An ecoregion is a large area of land and water that contains a geographically distinct assemblage of natural communities. Ecoregions are defined primarily by similar landforms, climate, ecological processes, and vegetation, and typically span millions of acres and multiple states.
Ecoregions of New Hampshire
The North Atlantic Coast Ecoregion consists of 12.7 million acres along the northern portion of the Atlantic seaboard. The region is generally flat (elevations reach 600 feet) with scattered morainal features. Major tidal river systems flow through the mainland and feed coastal lagoons, ponds, bays, and estuaries. The region is typified by glacial history, sandy coastal plain soils, coastal natural processes, fire, and a mild humid climate.
The Lower New England-Northern Piedmont Ecoregion spans 23.3 million acres of land and water from Virginia to Maine. In New Hampshire, the landscape has been heavily influenced by glaciation and is characterized by low mountains, numerous lakes and ponds, eskers, and drumlin fields. The ecoregion is 60-70% forested, and includes numerous globally rare species and habitats such as Small-Whorled Pogonia and Pitch Pine-Scrub Oak Barrens.

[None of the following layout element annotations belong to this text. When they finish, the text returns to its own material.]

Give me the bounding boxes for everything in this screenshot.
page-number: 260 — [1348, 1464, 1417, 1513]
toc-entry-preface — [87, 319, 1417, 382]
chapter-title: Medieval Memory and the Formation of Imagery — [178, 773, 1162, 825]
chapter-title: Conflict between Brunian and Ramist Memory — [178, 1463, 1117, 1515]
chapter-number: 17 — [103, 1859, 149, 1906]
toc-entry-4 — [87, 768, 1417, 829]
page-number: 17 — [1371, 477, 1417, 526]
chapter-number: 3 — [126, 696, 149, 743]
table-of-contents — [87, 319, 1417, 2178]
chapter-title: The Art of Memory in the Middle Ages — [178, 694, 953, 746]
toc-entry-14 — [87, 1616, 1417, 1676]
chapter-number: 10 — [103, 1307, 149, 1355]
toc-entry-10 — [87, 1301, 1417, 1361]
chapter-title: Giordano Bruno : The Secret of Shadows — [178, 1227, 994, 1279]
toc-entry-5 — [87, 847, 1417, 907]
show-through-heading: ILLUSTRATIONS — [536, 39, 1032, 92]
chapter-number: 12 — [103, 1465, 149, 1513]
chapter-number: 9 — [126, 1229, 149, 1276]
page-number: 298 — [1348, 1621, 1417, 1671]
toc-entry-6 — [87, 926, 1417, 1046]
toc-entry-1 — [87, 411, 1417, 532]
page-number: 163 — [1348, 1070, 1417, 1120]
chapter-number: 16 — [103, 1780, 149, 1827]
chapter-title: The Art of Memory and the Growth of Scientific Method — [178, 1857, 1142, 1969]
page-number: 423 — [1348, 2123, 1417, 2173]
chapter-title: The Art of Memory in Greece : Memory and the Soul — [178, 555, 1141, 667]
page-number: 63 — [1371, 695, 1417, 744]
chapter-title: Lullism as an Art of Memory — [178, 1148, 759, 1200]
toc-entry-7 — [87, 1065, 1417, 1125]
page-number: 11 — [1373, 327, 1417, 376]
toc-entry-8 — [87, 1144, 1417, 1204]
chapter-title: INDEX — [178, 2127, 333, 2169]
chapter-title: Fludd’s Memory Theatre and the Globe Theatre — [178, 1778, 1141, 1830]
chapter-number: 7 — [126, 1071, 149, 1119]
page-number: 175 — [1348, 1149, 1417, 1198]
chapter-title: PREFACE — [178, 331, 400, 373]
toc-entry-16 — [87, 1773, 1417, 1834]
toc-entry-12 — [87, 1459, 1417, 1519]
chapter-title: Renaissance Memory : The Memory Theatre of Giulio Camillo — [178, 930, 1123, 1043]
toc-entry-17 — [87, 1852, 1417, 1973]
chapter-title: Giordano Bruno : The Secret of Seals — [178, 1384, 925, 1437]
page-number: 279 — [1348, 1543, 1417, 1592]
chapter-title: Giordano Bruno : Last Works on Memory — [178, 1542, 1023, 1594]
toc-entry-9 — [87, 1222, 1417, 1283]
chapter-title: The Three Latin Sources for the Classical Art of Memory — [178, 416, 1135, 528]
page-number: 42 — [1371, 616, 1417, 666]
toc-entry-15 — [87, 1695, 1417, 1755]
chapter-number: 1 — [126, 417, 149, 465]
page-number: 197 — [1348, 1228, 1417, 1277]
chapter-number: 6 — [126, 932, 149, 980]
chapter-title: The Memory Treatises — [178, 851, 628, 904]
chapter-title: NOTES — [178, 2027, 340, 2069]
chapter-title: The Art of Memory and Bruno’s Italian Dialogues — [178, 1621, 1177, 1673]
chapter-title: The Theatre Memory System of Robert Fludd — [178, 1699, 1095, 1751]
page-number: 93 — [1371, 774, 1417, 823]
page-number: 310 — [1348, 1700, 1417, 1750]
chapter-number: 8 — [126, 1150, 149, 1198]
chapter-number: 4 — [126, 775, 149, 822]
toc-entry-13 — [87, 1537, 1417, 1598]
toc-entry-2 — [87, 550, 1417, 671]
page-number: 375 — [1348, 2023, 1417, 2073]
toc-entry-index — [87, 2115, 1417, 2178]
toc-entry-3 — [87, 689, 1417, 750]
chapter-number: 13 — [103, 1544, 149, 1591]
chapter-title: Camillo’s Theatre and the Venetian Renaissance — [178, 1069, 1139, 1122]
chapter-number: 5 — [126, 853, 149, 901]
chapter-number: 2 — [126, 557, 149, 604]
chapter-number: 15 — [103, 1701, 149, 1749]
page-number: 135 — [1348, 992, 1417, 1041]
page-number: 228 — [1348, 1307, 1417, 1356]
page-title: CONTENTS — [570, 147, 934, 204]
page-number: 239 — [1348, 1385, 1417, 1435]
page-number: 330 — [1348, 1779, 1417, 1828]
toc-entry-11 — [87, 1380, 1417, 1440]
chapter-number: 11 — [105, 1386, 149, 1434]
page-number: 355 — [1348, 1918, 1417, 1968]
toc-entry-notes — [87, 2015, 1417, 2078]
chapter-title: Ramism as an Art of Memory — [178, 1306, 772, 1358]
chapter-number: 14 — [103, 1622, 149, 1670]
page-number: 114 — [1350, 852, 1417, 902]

Northern Appalachian-Acadia Ecoregion extends over 31 million acres of primarily forested land, the largest expanse of forest remaining in the eastern United States. The landscape has been shaped by extensive volcanism, mountain building, sedimentation, and four major glaciations. Land cover is dominated by Northern Hardwood and Red Spruce-Balsam Fir forests interspersed with a variety of swamps, marshes, fens, bogs, rock ridges, alpine mountaintops, ice scoured river banks, salt marshes, and rocky coastal cliffs.